I am trying to compute the Testing Concept Activation Vectors (TCAV, as described here) vectors for different concepts for my classification model. So far, I haven't successfully found code online for Pytorch models so I have decided to rewrite it myself. The code I am trying to copy is:
def compute_tcav(input_tensor, model, AA, layer_name, filter_indices, optimizer, seed_input=None, wrt_tensor=None, backprop_modifier=None, grad_modifier='absolute'):
layer_AA = AA[layer_name]
losses = [
(ActivationMaximization(layer_AA, filter_indices), -1)
]
opt = optimizer(input_tensor, losses, wrt_tensor=wrt_tensor, norm_grads=False)
#grads = opt.minimize(seed_input=seed_input, max_iter=1, grad_modifier=grad_modifier, verbose=False)[1]

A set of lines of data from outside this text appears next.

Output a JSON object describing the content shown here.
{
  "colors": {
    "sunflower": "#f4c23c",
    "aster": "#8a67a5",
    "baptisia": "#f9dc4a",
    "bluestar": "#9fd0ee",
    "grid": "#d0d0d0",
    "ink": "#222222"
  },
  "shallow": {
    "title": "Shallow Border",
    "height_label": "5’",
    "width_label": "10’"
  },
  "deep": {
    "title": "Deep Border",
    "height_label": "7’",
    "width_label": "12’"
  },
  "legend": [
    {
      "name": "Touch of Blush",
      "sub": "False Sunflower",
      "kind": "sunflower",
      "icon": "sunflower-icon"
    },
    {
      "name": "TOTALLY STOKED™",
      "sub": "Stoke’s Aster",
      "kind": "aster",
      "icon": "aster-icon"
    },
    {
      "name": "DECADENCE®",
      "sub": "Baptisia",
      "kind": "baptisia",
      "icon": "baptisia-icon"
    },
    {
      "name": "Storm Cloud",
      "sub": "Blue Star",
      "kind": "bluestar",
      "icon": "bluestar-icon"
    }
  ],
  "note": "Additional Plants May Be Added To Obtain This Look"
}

return losses #utils.normalize(grads)[0]
source: https://github.com/maragraziani/iMIMIC-RCVs/blob/master/rcv_utils.py
This is what I have so far:
def ActivationMaximizationLoss(input_AA):
loss = torch.mean(input_AA)
return loss
def compute_tcav_pytorch(model, layer_predictions):
optimizer = torch.optim.SGD(model.parameters(), 1e-4)
optimizer.zero_grad()
input_AA = torch.from_numpy(layer_predictions['_blocks.6._project_conv']) # middle
input_AA.requires_grad=True
loss = ActivationMaximizationLoss2(input_AA)
loss.backward()
optimizer.step()
img = input_AA.grad
return img[0][0]
I am trying to maximise a layer activation from the model and from that get the TCAV vector.